Plainly the jury could find that the plaintiff's condition was caused by the soap powder. The point need not be labored.
It was the defendant's common law duty to furnish the plaintiff safe materials with which to work or to warn him of any dangers of which the defendant knew or ought to have known and which were not reasonably obvious to the plaintiff. Coombs v. New Bedford Cordage Co. 102 Mass. 572 . Carpenter v. Sinclair Refining Co. 237 Mass. 230 , 234. Engel v. Boston Ice Co. 295 Mass. 428 , 432. Roberts v. Frank's Inc. 314 Mass. 42 , 45. It could have been found that the defendant knew or ought to have known that this "strong" soap powder which had caused trouble before might cause trouble again, and that it knew or ought to have known whatever is "known to be common amongst the trade," to wit, that the soap powder was a possible source of danger to a class of persons of whom the plaintiff might be one. It is not necessary that the majority of possible employees be susceptible. It is enough if a sufficient number are susceptible so that a jury could reasonably say that the defendant ought to have known and recognized the danger of injury and ought to have guarded against it. Bianchi v. Denholm & McKay Co. 302 Mass. 469 , 473. Compare Bradt v. Hollaway, 242 Mass. 446 . See Payne v. R. H. White Co. 314 Mass. 63 . It could also be found that the plaintiff, inexperienced in such matters, did not know the strength of the soap powder or that danger of poisoning lurked in it, and that the defendant ought to
have realized that the plaintiff was not likely to know. All the conditions of the work were open and obvious, except the crucially important one that the soap used in the quantity used was dangerous.

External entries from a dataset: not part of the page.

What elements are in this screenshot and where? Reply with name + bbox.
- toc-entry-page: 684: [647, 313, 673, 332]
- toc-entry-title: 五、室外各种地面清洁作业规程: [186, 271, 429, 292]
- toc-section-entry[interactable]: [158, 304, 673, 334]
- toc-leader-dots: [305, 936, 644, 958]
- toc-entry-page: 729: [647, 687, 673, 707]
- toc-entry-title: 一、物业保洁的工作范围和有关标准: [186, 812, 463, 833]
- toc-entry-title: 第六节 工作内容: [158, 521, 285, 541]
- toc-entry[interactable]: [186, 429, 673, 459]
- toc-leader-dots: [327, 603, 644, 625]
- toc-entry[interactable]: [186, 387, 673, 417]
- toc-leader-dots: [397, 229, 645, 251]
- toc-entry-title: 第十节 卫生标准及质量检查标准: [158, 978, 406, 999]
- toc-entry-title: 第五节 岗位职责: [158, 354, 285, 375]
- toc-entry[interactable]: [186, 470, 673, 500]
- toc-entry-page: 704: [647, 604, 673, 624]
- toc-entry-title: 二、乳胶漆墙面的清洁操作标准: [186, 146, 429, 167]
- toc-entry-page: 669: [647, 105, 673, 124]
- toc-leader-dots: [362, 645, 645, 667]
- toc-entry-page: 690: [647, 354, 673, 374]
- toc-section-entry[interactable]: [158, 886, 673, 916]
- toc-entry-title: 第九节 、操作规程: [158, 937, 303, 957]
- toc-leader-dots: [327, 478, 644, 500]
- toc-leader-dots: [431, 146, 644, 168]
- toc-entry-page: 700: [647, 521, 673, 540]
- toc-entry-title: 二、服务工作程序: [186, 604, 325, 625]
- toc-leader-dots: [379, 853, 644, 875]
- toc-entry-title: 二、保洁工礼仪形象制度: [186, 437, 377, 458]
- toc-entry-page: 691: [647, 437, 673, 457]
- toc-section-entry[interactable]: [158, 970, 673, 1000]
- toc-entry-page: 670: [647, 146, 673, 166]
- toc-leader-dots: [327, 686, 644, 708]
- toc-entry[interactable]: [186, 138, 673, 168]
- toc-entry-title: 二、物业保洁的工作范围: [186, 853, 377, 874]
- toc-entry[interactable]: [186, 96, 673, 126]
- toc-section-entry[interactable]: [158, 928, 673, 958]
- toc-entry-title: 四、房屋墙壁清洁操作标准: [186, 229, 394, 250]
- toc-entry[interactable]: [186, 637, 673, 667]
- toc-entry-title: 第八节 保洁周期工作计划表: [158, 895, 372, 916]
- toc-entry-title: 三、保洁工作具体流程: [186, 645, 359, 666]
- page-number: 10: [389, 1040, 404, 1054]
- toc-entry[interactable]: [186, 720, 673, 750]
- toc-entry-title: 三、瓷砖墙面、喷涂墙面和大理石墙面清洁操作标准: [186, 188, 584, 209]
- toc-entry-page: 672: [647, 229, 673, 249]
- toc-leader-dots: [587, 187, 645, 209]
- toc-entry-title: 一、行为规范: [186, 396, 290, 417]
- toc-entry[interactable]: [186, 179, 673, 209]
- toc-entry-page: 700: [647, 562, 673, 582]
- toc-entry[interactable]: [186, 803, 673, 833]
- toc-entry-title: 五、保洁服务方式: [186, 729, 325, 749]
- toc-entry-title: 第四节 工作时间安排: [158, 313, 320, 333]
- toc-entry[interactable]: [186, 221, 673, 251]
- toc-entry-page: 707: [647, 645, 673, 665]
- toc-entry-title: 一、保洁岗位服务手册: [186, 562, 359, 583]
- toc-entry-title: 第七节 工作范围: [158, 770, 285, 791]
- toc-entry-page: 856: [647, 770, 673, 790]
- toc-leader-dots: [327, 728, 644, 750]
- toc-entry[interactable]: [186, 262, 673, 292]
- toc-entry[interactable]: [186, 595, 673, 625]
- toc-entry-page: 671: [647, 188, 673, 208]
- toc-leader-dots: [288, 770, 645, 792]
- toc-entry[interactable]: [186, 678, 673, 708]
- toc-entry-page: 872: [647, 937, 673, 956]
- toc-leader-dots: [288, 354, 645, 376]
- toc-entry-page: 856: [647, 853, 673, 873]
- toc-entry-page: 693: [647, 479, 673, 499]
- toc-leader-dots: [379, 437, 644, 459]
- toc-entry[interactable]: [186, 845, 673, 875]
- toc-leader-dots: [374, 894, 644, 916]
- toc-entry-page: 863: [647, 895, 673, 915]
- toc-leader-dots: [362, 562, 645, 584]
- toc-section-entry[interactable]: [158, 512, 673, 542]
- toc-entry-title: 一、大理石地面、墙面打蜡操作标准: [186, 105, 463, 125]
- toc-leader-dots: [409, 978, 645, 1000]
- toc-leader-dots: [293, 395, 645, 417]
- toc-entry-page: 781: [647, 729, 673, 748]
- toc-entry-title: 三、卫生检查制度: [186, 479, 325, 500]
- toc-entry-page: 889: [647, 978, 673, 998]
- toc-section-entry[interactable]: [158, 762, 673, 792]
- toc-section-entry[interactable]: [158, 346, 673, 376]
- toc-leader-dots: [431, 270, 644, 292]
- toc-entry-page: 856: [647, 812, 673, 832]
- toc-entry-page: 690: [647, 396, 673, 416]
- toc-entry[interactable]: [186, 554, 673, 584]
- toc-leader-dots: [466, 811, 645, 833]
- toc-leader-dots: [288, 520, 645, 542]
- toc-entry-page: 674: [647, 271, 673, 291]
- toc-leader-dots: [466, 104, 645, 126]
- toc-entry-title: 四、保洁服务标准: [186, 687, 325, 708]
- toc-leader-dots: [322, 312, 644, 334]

It follows that the jury could find that the plaintiff did not contractually assume the risk, and that the defendant was negligent. Dulligan v. Barber Asphalt Paving Co. 201 Mass. 227 , 232. Maddox v. Ballard, 218 Mass. 55 . Thompson v. United Laboratories Co. 221 Mass. 276 . Murphy v. Old Colony Street Railway, 230 Mass. 333 . Carpenter v. Sinclair Refining Co. 237 Mass. 230 . Cronan v. Armitage, 285 Mass. 520 . Watkins v. New York, New Haven & Hartford Railroad, 290 Mass. 448 . Wood v. Canadian Imperial Dry Inc. 296 Mass. 80 . Cotoia v. Seale, 306 Mass. 101 .
The plaintiff's exceptions are sustained. The verdict for the defendant entered by the judge is set aside, and judgment is to be entered for the plaintiff on the verdict of the jury.